Other Pennsylvania cities on that list are York, 79.33 reported sightings per 100,000 people, ranked at No. 77; Harrisburg, 73.13, No. 83; State College, 66.11, No. 100; Lancaster, 58.903, No. 116; Erie, 50.79, No. 145; Reading, 47.46, No. 159; Pittsburgh, 39.53, No. 206; Allentown, 34.59, No. 238; and Philadelphia, 7.64; No. 436.

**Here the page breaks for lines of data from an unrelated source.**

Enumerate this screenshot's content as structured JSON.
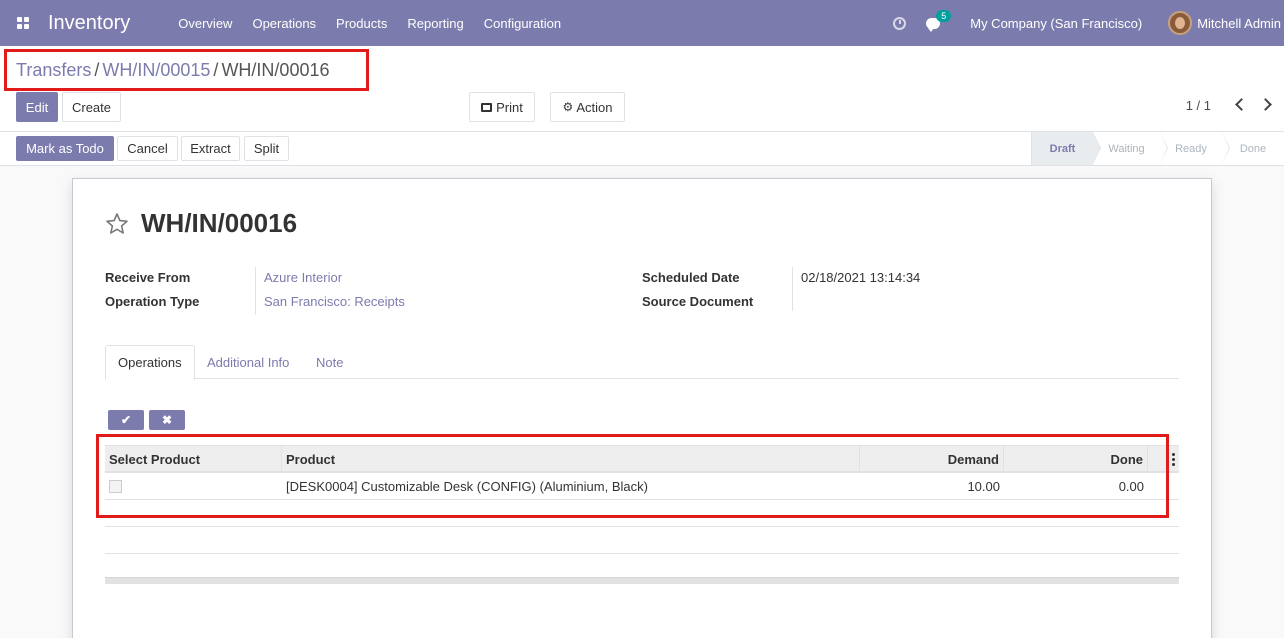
{
  "navbar": {
    "app_name": "Inventory",
    "menu": [
      "Overview",
      "Operations",
      "Products",
      "Reporting",
      "Configuration"
    ],
    "chat_badge": "5",
    "company": "My Company (San Francisco)",
    "user": "Mitchell Admin",
    "color": "#7c7bad"
  },
  "breadcrumb": {
    "items": [
      "Transfers",
      "WH/IN/00015"
    ],
    "current": "WH/IN/00016"
  },
  "toolbar": {
    "edit": "Edit",
    "create": "Create",
    "print": "Print",
    "action": "Action",
    "pager": "1 / 1"
  },
  "statusbar": {
    "buttons": [
      "Mark as Todo",
      "Cancel",
      "Extract",
      "Split"
    ],
    "steps": [
      "Draft",
      "Waiting",
      "Ready",
      "Done"
    ],
    "active_step": "Draft"
  },
  "record": {
    "title": "WH/IN/00016",
    "fields": {
      "receive_from_label": "Receive From",
      "receive_from": "Azure Interior",
      "operation_type_label": "Operation Type",
      "operation_type": "San Francisco: Receipts",
      "scheduled_date_label": "Scheduled Date",
      "scheduled_date": "02/18/2021 13:14:34",
      "source_document_label": "Source Document"
    },
    "tabs": [
      "Operations",
      "Additional Info",
      "Note"
    ],
    "active_tab": "Operations"
  },
  "table": {
    "headers": [
      "Select Product",
      "Product",
      "Demand",
      "Done"
    ],
    "rows": [
      {
        "product": "[DESK0004] Customizable Desk (CONFIG) (Aluminium, Black)",
        "demand": "10.00",
        "done": "0.00"
      }
    ]
  },
  "annotation_color": "#e11a1a"
}
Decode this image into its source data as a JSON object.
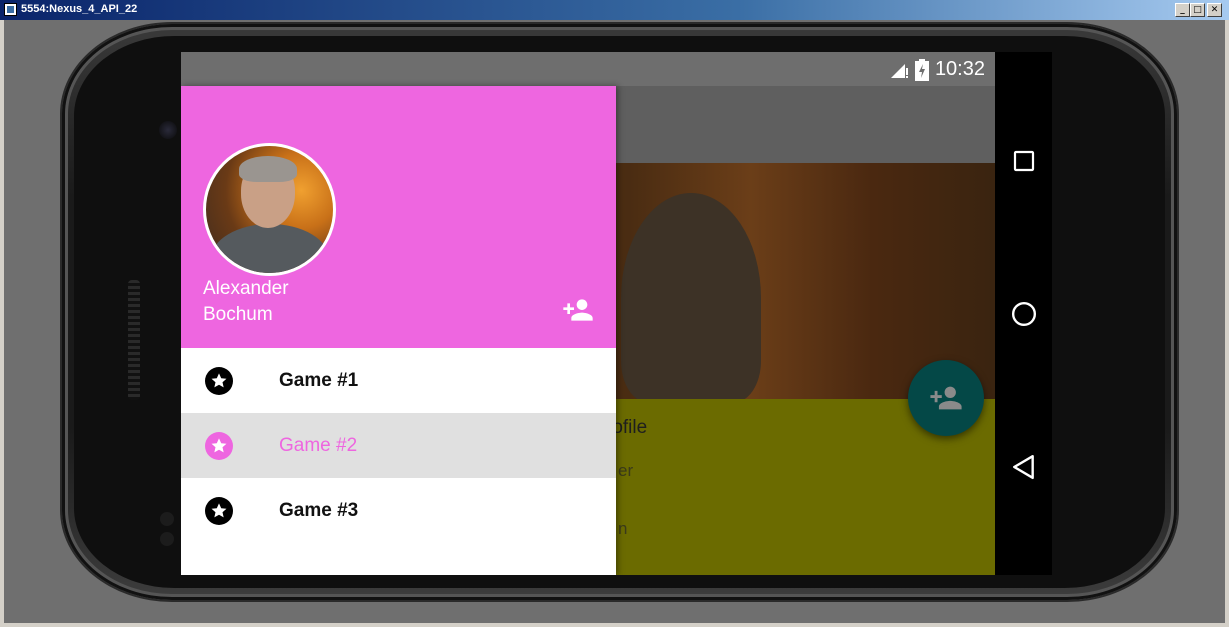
{
  "window": {
    "title": "5554:Nexus_4_API_22",
    "min_label": "_",
    "max_label": "□",
    "close_label": "✕"
  },
  "status_bar": {
    "time": "10:32"
  },
  "drawer": {
    "user_name_line1": "Alexander",
    "user_name_line2": "Bochum",
    "header_color": "#ee66e0",
    "items": [
      {
        "label": "Game #1",
        "selected": false
      },
      {
        "label": "Game #2",
        "selected": true
      },
      {
        "label": "Game #3",
        "selected": false
      }
    ]
  },
  "background_app": {
    "card_title": "rofile",
    "card_line1": "er",
    "card_line2": "n",
    "fab_color": "#044847"
  },
  "colors": {
    "accent": "#ee66e0",
    "card": "#6b6b00"
  }
}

While the rankings are based on the calculated rate of reported sightings per 100,000 people, the actual number of sightings reported in the Pennsylvania cities were West Chester, 31; York, 35; Harrisburg, 36; State College, 28; Lancaster, 35; Erie, 49; Reading, 42; Pittsburgh 119; Allentown, 42; and Philadelphia, 121.

The top reporting cities across the U.S. were Gila Bend, Arizona, 1,193.88 reports per 100,000 people; Surfside Beach, South Carolina, 671.44; Sedona, Arizona, 667.63; Sonora, California, 554.42; Myrtle Beach, South Carolina, 507.26; Cumming, Georgia, 486.19; Ocean City, Maryland, 389.78; North Myrtle Beach, South Carolina, 380.14; and Lincoln City, Oregon, 354.85.

In releasing their report, the Insights team noted, “There’s no way for us to definitively separate the hoaxes from the ‘real’ UFO sightings, but it’s our theory that a higher frequency of sightings correlates with a higher percentage of reports from people who believe they have genuinely seen something in the sky that they cannot explain: a UFO.”

A UFO is “an airborne anomaly that the observer is unable to explain or immediately identify. Most unexplained aerial phenomena are identified upon investigation with common explanations such as airplanes, weather balloons and meteors. UFOs and extraterrestrials are not synonymous, but the term is most commonly used in relation to suspected spaceship and alien sightings.”

The most commonly reported UFO type is an unexplained light in the sky. Among the other most reported UFO types are triangles, circles, fireballs, disks, sphere, cigars, cylinders, chevrons, eggs and cones.

The Insights team ran the numbers on reported UFO types and found that unexplained light accounted for 16,498 reports, followed by triangles at 7,913; circle, 7,603; fireball, 6,104; other shape, 5,695; disk, 5,393; sphere, 5,252; oval, 3,753; formation, 2,433; cigars, 2,031; changing, 1,971; flash, 1,362; rectangle, 1,304; cylinder, 1,277; diamond, 1,178; chevron, 959; egg, 743; teardrop, 727; cone, 316; and cross, 240. There were 8,604 reports of unknown shapes.